Title: When Darkness Falls

Author: Random1 (also known as Adi)

Rating: PG-13 for violence and character death

Disclaimer: Everything belongs to Tolkien, and I thank him from the bottom of my heart for gifting us these characters and this universe.

Notes: Character death. This is very much a WIP and I will be fairly slow to update, but I am working on it. Feedback and constructive criticism welcome.


Prologue

Somewhere far away, the Falls of Rauros sang out their song. The canopy overhead was green and lush, and almost silent. The natural world whispered to itself in its own private language of insect hum and birdsong and wind through leaves. There was an impression of tranquillity, of... rightness in the world.

But the impression was a false one.

They stood facing each other, the man and the hobbit, with more than just cold stone between them. In the near silence, the whisper they could hear came not from nature, and its voice was ugly and commanding, brutal and harsh. Boromir's face twisted with something akin to madness, and Frodo was afraid.

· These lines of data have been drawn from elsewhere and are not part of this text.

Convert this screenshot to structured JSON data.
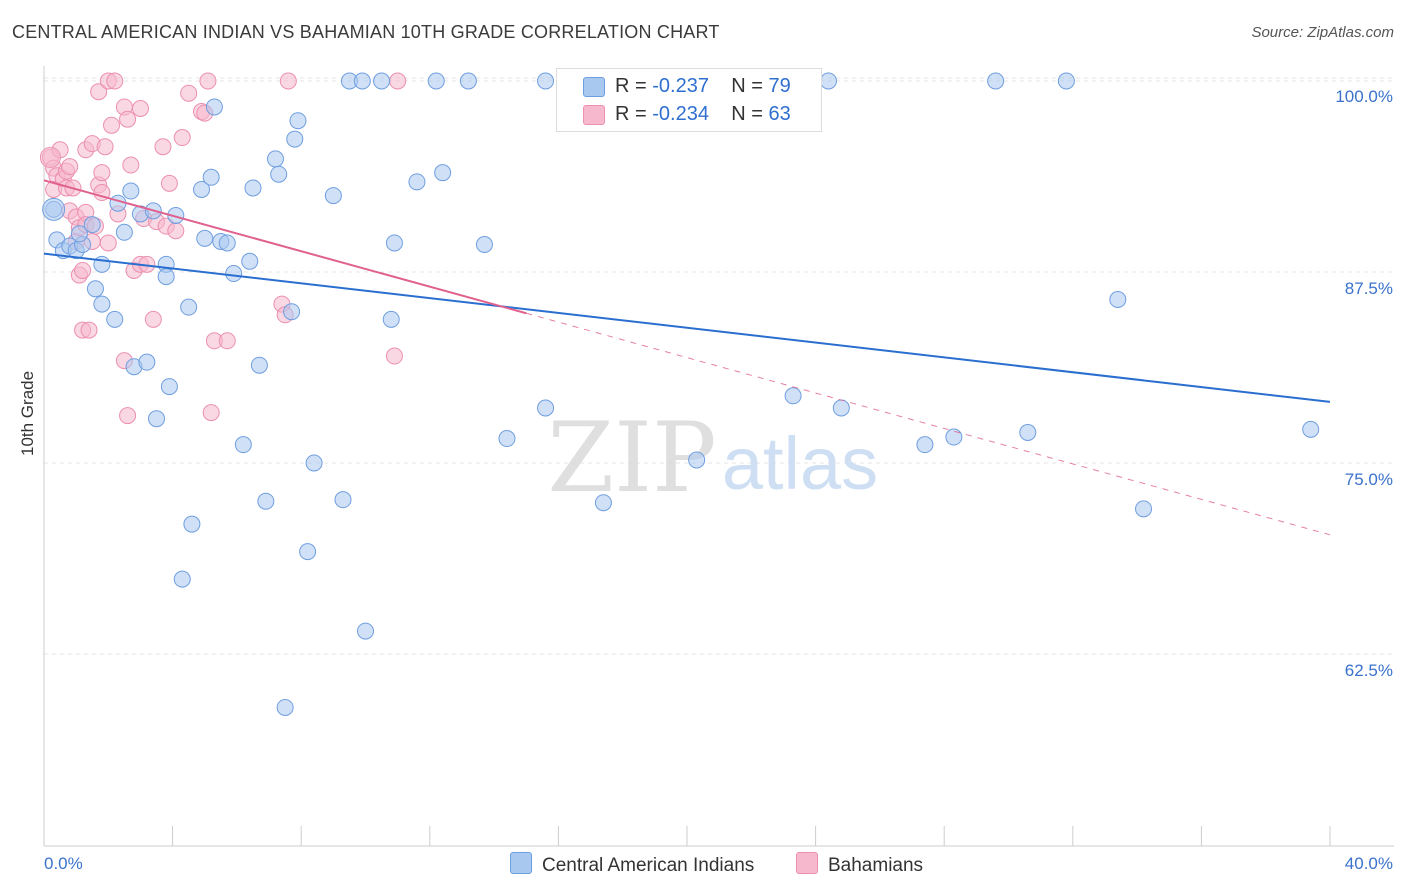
{
  "title": "CENTRAL AMERICAN INDIAN VS BAHAMIAN 10TH GRADE CORRELATION CHART",
  "source": "Source: ZipAtlas.com",
  "watermark": {
    "zip": "ZIP",
    "atlas": "atlas"
  },
  "legend": {
    "rows": [
      {
        "r_label": "R = ",
        "r_value": "-0.237",
        "n_label": "N = ",
        "n_value": "79"
      },
      {
        "r_label": "R = ",
        "r_value": "-0.234",
        "n_label": "N = ",
        "n_value": "63"
      }
    ]
  },
  "colors": {
    "blue_fill": "#a9c8f0",
    "blue_stroke": "#6f9ee0",
    "blue_line": "#2a6fd0",
    "pink_fill": "#f6b8cc",
    "pink_stroke": "#ec8fb0",
    "pink_line": "#e0608e",
    "tick_label": "#3a72cc",
    "grid": "#e4e4e4"
  },
  "chart_data": {
    "type": "scatter",
    "title": "CENTRAL AMERICAN INDIAN VS BAHAMIAN 10TH GRADE CORRELATION CHART",
    "xlabel": "",
    "ylabel": "10th Grade",
    "xlim": [
      0,
      40
    ],
    "ylim": [
      50,
      101
    ],
    "x_tick_labels": [
      "0.0%",
      "40.0%"
    ],
    "y_ticks": [
      62.5,
      75.0,
      87.5,
      100.0
    ],
    "y_tick_labels": [
      "62.5%",
      "75.0%",
      "87.5%",
      "100.0%"
    ],
    "grid": true,
    "legend_position": "bottom",
    "series": [
      {
        "name": "Central American Indians",
        "r": -0.237,
        "n": 79,
        "trend": {
          "x": [
            0,
            40
          ],
          "y": [
            88.7,
            79.0
          ],
          "style": "solid"
        },
        "points": [
          [
            0.3,
            91.6
          ],
          [
            0.4,
            89.6
          ],
          [
            0.6,
            88.9
          ],
          [
            0.8,
            89.2
          ],
          [
            1.0,
            88.9
          ],
          [
            1.2,
            89.3
          ],
          [
            1.1,
            90.0
          ],
          [
            1.5,
            90.6
          ],
          [
            1.6,
            86.4
          ],
          [
            1.8,
            85.4
          ],
          [
            1.8,
            88.0
          ],
          [
            2.2,
            84.4
          ],
          [
            2.3,
            92.0
          ],
          [
            2.5,
            90.1
          ],
          [
            2.7,
            92.8
          ],
          [
            2.8,
            81.3
          ],
          [
            3.0,
            91.3
          ],
          [
            3.2,
            81.6
          ],
          [
            3.4,
            91.5
          ],
          [
            3.5,
            77.9
          ],
          [
            3.8,
            88.0
          ],
          [
            3.8,
            87.2
          ],
          [
            3.9,
            80.0
          ],
          [
            4.1,
            91.2
          ],
          [
            4.3,
            67.4
          ],
          [
            4.5,
            85.2
          ],
          [
            4.6,
            71.0
          ],
          [
            4.9,
            92.9
          ],
          [
            5.0,
            89.7
          ],
          [
            5.2,
            93.7
          ],
          [
            5.3,
            98.3
          ],
          [
            5.5,
            89.5
          ],
          [
            5.7,
            89.4
          ],
          [
            5.9,
            87.4
          ],
          [
            6.2,
            76.2
          ],
          [
            6.4,
            88.2
          ],
          [
            6.5,
            93.0
          ],
          [
            6.7,
            81.4
          ],
          [
            6.9,
            72.5
          ],
          [
            7.2,
            94.9
          ],
          [
            7.3,
            93.9
          ],
          [
            7.5,
            59.0
          ],
          [
            7.7,
            84.9
          ],
          [
            7.8,
            96.2
          ],
          [
            7.9,
            97.4
          ],
          [
            8.2,
            69.2
          ],
          [
            8.4,
            75.0
          ],
          [
            9.0,
            92.5
          ],
          [
            9.3,
            72.6
          ],
          [
            9.5,
            100.0
          ],
          [
            9.9,
            100.0
          ],
          [
            10.0,
            64.0
          ],
          [
            10.5,
            100.0
          ],
          [
            10.8,
            84.4
          ],
          [
            10.9,
            89.4
          ],
          [
            11.6,
            93.4
          ],
          [
            12.2,
            100.0
          ],
          [
            12.4,
            94.0
          ],
          [
            13.2,
            100.0
          ],
          [
            13.7,
            89.3
          ],
          [
            14.4,
            76.6
          ],
          [
            15.6,
            78.6
          ],
          [
            15.6,
            100.0
          ],
          [
            16.6,
            100.0
          ],
          [
            17.4,
            72.4
          ],
          [
            17.5,
            100.0
          ],
          [
            19.5,
            100.0
          ],
          [
            20.3,
            75.2
          ],
          [
            23.3,
            79.4
          ],
          [
            24.4,
            100.0
          ],
          [
            24.8,
            78.6
          ],
          [
            27.4,
            76.2
          ],
          [
            28.3,
            76.7
          ],
          [
            29.6,
            100.0
          ],
          [
            30.6,
            77.0
          ],
          [
            31.8,
            100.0
          ],
          [
            33.4,
            85.7
          ],
          [
            34.2,
            72.0
          ],
          [
            39.4,
            77.2
          ]
        ]
      },
      {
        "name": "Bahamians",
        "r": -0.234,
        "n": 63,
        "trend": {
          "x": [
            0,
            15
          ],
          "y": [
            93.5,
            84.8
          ],
          "dashed_to": [
            40,
            70.3
          ],
          "style": "solid-then-dashed"
        },
        "points": [
          [
            0.2,
            95.0
          ],
          [
            0.3,
            94.3
          ],
          [
            0.4,
            93.8
          ],
          [
            0.3,
            92.9
          ],
          [
            0.5,
            95.5
          ],
          [
            0.6,
            93.6
          ],
          [
            0.7,
            94.1
          ],
          [
            0.7,
            93.0
          ],
          [
            0.8,
            94.4
          ],
          [
            0.9,
            93.0
          ],
          [
            0.8,
            91.5
          ],
          [
            1.0,
            91.1
          ],
          [
            1.0,
            89.5
          ],
          [
            1.1,
            90.4
          ],
          [
            1.1,
            87.3
          ],
          [
            1.2,
            87.6
          ],
          [
            1.2,
            83.7
          ],
          [
            1.3,
            95.5
          ],
          [
            1.3,
            91.4
          ],
          [
            1.3,
            90.6
          ],
          [
            1.4,
            83.7
          ],
          [
            1.5,
            95.9
          ],
          [
            1.5,
            89.5
          ],
          [
            1.6,
            90.5
          ],
          [
            1.7,
            93.2
          ],
          [
            1.7,
            99.3
          ],
          [
            1.8,
            94.0
          ],
          [
            1.9,
            95.7
          ],
          [
            1.8,
            92.7
          ],
          [
            2.0,
            100.0
          ],
          [
            2.0,
            89.4
          ],
          [
            2.1,
            97.1
          ],
          [
            2.2,
            100.0
          ],
          [
            2.3,
            91.3
          ],
          [
            2.5,
            81.7
          ],
          [
            2.5,
            98.3
          ],
          [
            2.6,
            97.5
          ],
          [
            2.6,
            78.1
          ],
          [
            2.7,
            94.5
          ],
          [
            2.8,
            87.6
          ],
          [
            3.0,
            98.2
          ],
          [
            3.0,
            88.0
          ],
          [
            3.1,
            91.0
          ],
          [
            3.2,
            88.0
          ],
          [
            3.4,
            84.4
          ],
          [
            3.5,
            90.8
          ],
          [
            3.7,
            95.7
          ],
          [
            3.8,
            90.5
          ],
          [
            3.9,
            93.3
          ],
          [
            4.1,
            90.2
          ],
          [
            4.3,
            96.3
          ],
          [
            4.5,
            99.2
          ],
          [
            4.9,
            98.0
          ],
          [
            5.0,
            97.9
          ],
          [
            5.1,
            100.0
          ],
          [
            5.2,
            78.3
          ],
          [
            5.3,
            83.0
          ],
          [
            5.7,
            83.0
          ],
          [
            7.4,
            85.4
          ],
          [
            7.5,
            84.7
          ],
          [
            7.6,
            100.0
          ],
          [
            10.9,
            82.0
          ],
          [
            11.0,
            100.0
          ]
        ]
      }
    ]
  }
}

'Why not be free of it?' Boromir said, softly, ever so softly. 'You can lay the blame on me, if you will. You can say I was too strong and took it by force.'

It was almost a snarl. It was surely a threat. It was an offer perhaps too good to refuse. Frodo longed to be rid of it, this they both knew, and yet he could not bear to be parted from it. Force he feared and welcomed both. In some ways it would be a relief to have the thing taken out of his hands in a way that was beyond his control.

But madness shone in Boromir's eyes. Slowly, with great difficulty, Frodo shook his head. They stood there, eye to eye, with more than just cold stone between them, and let the strange whispers wash over them in the silence.

Suddenly, Boromir sprang over the stone, and leapt at Frodo, knocking the hobbit to the ground and pinning him beneath the full weight of his body. Frodo struggled fiercely, involuntarily, moved by sheer terror... but Boromir was stronger by far. The hobbit was afraid. Boromir saw his fear, and it fed his anger. All he wished for was to see the White Tower stand tall, free at last from evil and war. All he wished for was that no more sons of Gondor should die in her defence.

And yet they feared him. Fear blazed in Frodo's eyes, and anger, and betrayal, and beneath all that, something that twisted Boromir's tortured heart until he though that it might snap with rage or sorrow, he knew not which.

Pity. Pity shone in Frodo's eyes.

He knew what it was that choked at Boromir's throat, he better than any other. He knew what it was that had driven him to this desperate act of violence.

And he knew that Boromir could not lose this contest of strength. He knew that there was only one way for him to escape now.

And he stopped struggling, went limp in Boromir's arms, and then at last, desperately, reached out for the Ring, gave in to the call of its power.

But Boromir had seen it coming. Boromir knew what he would have done, had their positions been reversed. Any weapon to defeat a stronger enemy... Any weapon, even that one. Especially that one. Boromir would have given in to its call long ago. This he knew, even before he saw Frodo's hands reach out. And Frodo knew it too.

The sudden flash of gold stopped both their hearts. They were so close together that they both could hear it as they caught their breath together with the intensity of it, and then broke into the same ragged, painful gasps. They both could feel their hearts beating together, racing to the same uneven pulse, separated only by cloth and skin. And they both could feel it as the same longing rose in both their breasts: a sickness, a pleasure, an unendurable pain.

But Frodo had the means to end that longing. The Ring shone bright against the pale skin of his shaking hand. He clasped his hand around it, pulling it from its chain, his eyes closing with relief, with guilt, with guilty pleasure at the thrill of its touch.

And in that moment, Frodo's guard was down. And in that moment, such madness rose within Boromir as he had no hope of controlling. And in that moment, his hands were around Frodo's neck...

Three minutes, it would have taken him to kill a grown man. Three minutes, give or take; time, perhaps, to break free of the madness that had overcome him, to realise his error.

Time to stop himself from becoming a murderer.

Three minutes, it would have taken him to kill a man.

But Frodo was no man. And the madness leant Boromir strength, even as it robbed him of mercy.

And the hobbit fell limp against him. And this time, it was no feint.

And in his madness, Boromir laughed as he took the Ring and claimed it for Gondor. And he put it upon his finger, and welcomed it with his whole heart, and it took him for its own, and his world swirled away into darkness.